Within the present work, we assessed land degraded areas in West Burdwan district, West Bengal using different land degradation indicators such NDVI, ET, LST day and night, SMI through Landsat and MODIS satellite images from the years 1990–2020 at every 5-year interval. Results indicate that the growing trend of industries negatively influences the land degradation indicators, such as NDVI, daytime LST and ET. Our findings confirmed that industrial growth influences the land degradation indicators such as decreasing the NDVI and ET values increases LST values in the industrial growing regions and surrounding areas. The overall result shows moderate to the very high level of land degradation observed over the industrial (mining, brick and other industries) regions, whereas most of the region shows very less to no changes in the land degradation indicators. Continuous expansion of industries highly concentrated in one particular area is observed to be one of the serious environmental stressors. Other possible stressors, such as increasing population are not included in the investigation, which may also have some effects to the local environment. To manage future industrial expansion, policymakers need to focus on de-clustering of industries throughout the district so that areas experiencing increasing LST, decreasing NDVI, and decreasing ET areas are considerably reduced. This analysis of industrial expansion and land degradation will help decision-makers, environmental regulators to provide better management practices for a sustainable future.

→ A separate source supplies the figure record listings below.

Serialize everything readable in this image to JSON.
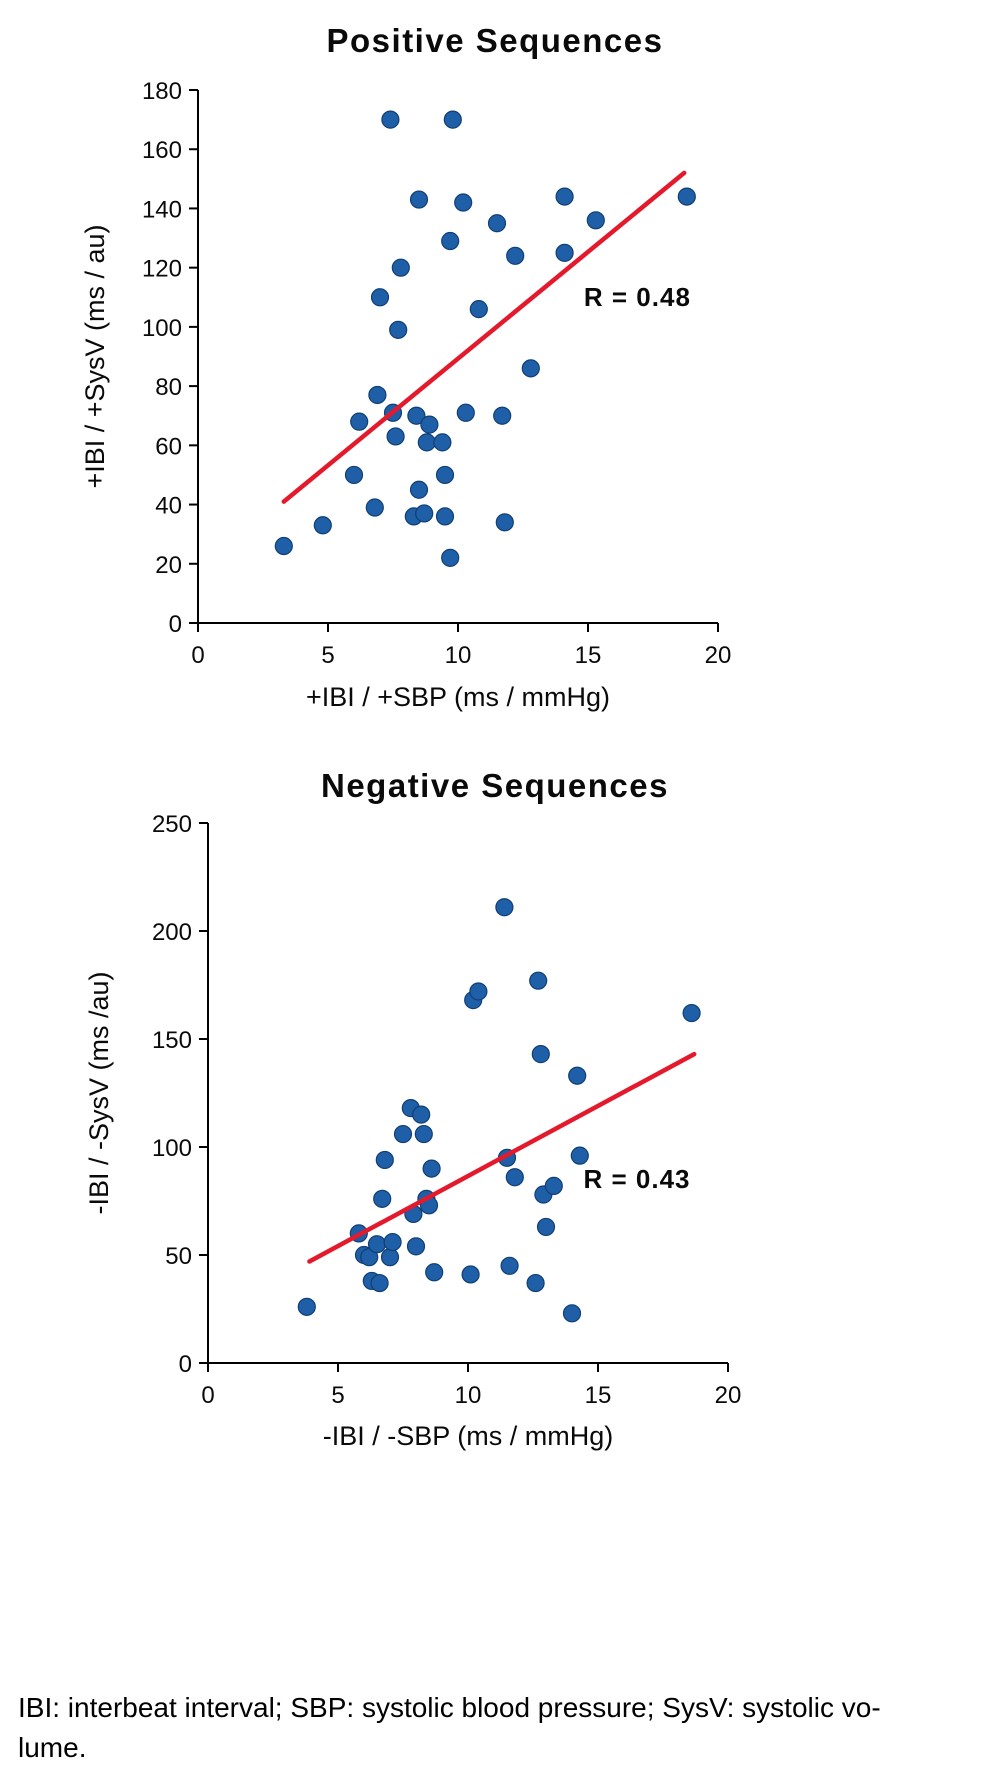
{
  "colors": {
    "point_fill": "#1e5fa8",
    "point_stroke": "#123f73",
    "trend": "#e41a2c",
    "annotation": "#e41a2c",
    "axis": "#000000"
  },
  "caption": {
    "line1": "IBI: interbeat interval; SBP: systolic blood pressure; SysV: systolic vo-",
    "line2": "lume."
  },
  "chart_data": [
    {
      "type": "scatter",
      "title": "Positive Sequences",
      "xlabel": "+IBI / +SBP (ms / mmHg)",
      "ylabel": "+IBI / +SysV (ms / au)",
      "xlim": [
        0,
        20
      ],
      "ylim": [
        0,
        180
      ],
      "xticks": [
        0,
        5,
        10,
        15,
        20
      ],
      "yticks": [
        0,
        20,
        40,
        60,
        80,
        100,
        120,
        140,
        160,
        180
      ],
      "annotation": "R = 0.48",
      "annotation_xy": [
        16.9,
        107
      ],
      "trend_line": {
        "x1": 3.3,
        "y1": 41,
        "x2": 18.7,
        "y2": 152
      },
      "points": [
        [
          3.3,
          26
        ],
        [
          4.8,
          33
        ],
        [
          6.0,
          50
        ],
        [
          6.2,
          68
        ],
        [
          6.8,
          39
        ],
        [
          6.9,
          77
        ],
        [
          7.0,
          110
        ],
        [
          7.4,
          170
        ],
        [
          7.5,
          71
        ],
        [
          7.6,
          63
        ],
        [
          7.7,
          99
        ],
        [
          7.8,
          120
        ],
        [
          8.3,
          36
        ],
        [
          8.4,
          70
        ],
        [
          8.5,
          143
        ],
        [
          8.5,
          45
        ],
        [
          8.7,
          37
        ],
        [
          8.8,
          61
        ],
        [
          8.9,
          67
        ],
        [
          9.4,
          61
        ],
        [
          9.5,
          50
        ],
        [
          9.5,
          36
        ],
        [
          9.7,
          22
        ],
        [
          9.7,
          129
        ],
        [
          9.8,
          170
        ],
        [
          10.2,
          142
        ],
        [
          10.3,
          71
        ],
        [
          10.8,
          106
        ],
        [
          11.5,
          135
        ],
        [
          11.7,
          70
        ],
        [
          11.8,
          34
        ],
        [
          12.2,
          124
        ],
        [
          12.8,
          86
        ],
        [
          14.1,
          144
        ],
        [
          14.1,
          125
        ],
        [
          15.3,
          136
        ],
        [
          18.8,
          144
        ]
      ]
    },
    {
      "type": "scatter",
      "title": "Negative Sequences",
      "xlabel": "-IBI / -SBP (ms / mmHg)",
      "ylabel": "-IBI / -SysV (ms /au)",
      "xlim": [
        0,
        20
      ],
      "ylim": [
        0,
        250
      ],
      "xticks": [
        0,
        5,
        10,
        15,
        20
      ],
      "yticks": [
        0,
        50,
        100,
        150,
        200,
        250
      ],
      "annotation": "R = 0.43",
      "annotation_xy": [
        16.5,
        81
      ],
      "trend_line": {
        "x1": 3.9,
        "y1": 47,
        "x2": 18.7,
        "y2": 143
      },
      "points": [
        [
          3.8,
          26
        ],
        [
          5.8,
          60
        ],
        [
          6.0,
          50
        ],
        [
          6.2,
          49
        ],
        [
          6.3,
          38
        ],
        [
          6.5,
          55
        ],
        [
          6.6,
          37
        ],
        [
          6.7,
          76
        ],
        [
          6.8,
          94
        ],
        [
          7.0,
          49
        ],
        [
          7.1,
          56
        ],
        [
          7.5,
          106
        ],
        [
          7.8,
          118
        ],
        [
          7.9,
          69
        ],
        [
          8.0,
          54
        ],
        [
          8.2,
          115
        ],
        [
          8.3,
          106
        ],
        [
          8.4,
          76
        ],
        [
          8.5,
          73
        ],
        [
          8.6,
          90
        ],
        [
          8.7,
          42
        ],
        [
          10.1,
          41
        ],
        [
          10.2,
          168
        ],
        [
          10.4,
          172
        ],
        [
          11.4,
          211
        ],
        [
          11.5,
          95
        ],
        [
          11.6,
          45
        ],
        [
          11.8,
          86
        ],
        [
          12.6,
          37
        ],
        [
          12.7,
          177
        ],
        [
          12.8,
          143
        ],
        [
          12.9,
          78
        ],
        [
          13.0,
          63
        ],
        [
          13.3,
          82
        ],
        [
          14.0,
          23
        ],
        [
          14.2,
          133
        ],
        [
          14.3,
          96
        ],
        [
          18.6,
          162
        ]
      ]
    }
  ]
}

Different indicators of land degradation such as NDVI, LST, and SMI were evaluated from Landsat satellite of 30 m spatial resolution which is not enough to classify different small industries, may overestimate the areal extent. High-resolution satellite imagery such as Sentinel-2 satellite imagery of 10-m spatial resolution has the potential to get better output for different large and small scale industry mapping. However, in this study, we have cross-validated our images classification with Google Earth high-resolution images to avoid the classification error. Other indicators such as ET, night LST were computed from MODIS satellite of 500 and 1000 m spatial resolution. The use of high-resolution satellite data provides the potential for the generation of more accurate land degradation areas at the desired scale. However, the present study provides a basic idea about land degraded areas over the West Burdwan district which may help the environment planners for the betterment of the degraded land areas in future.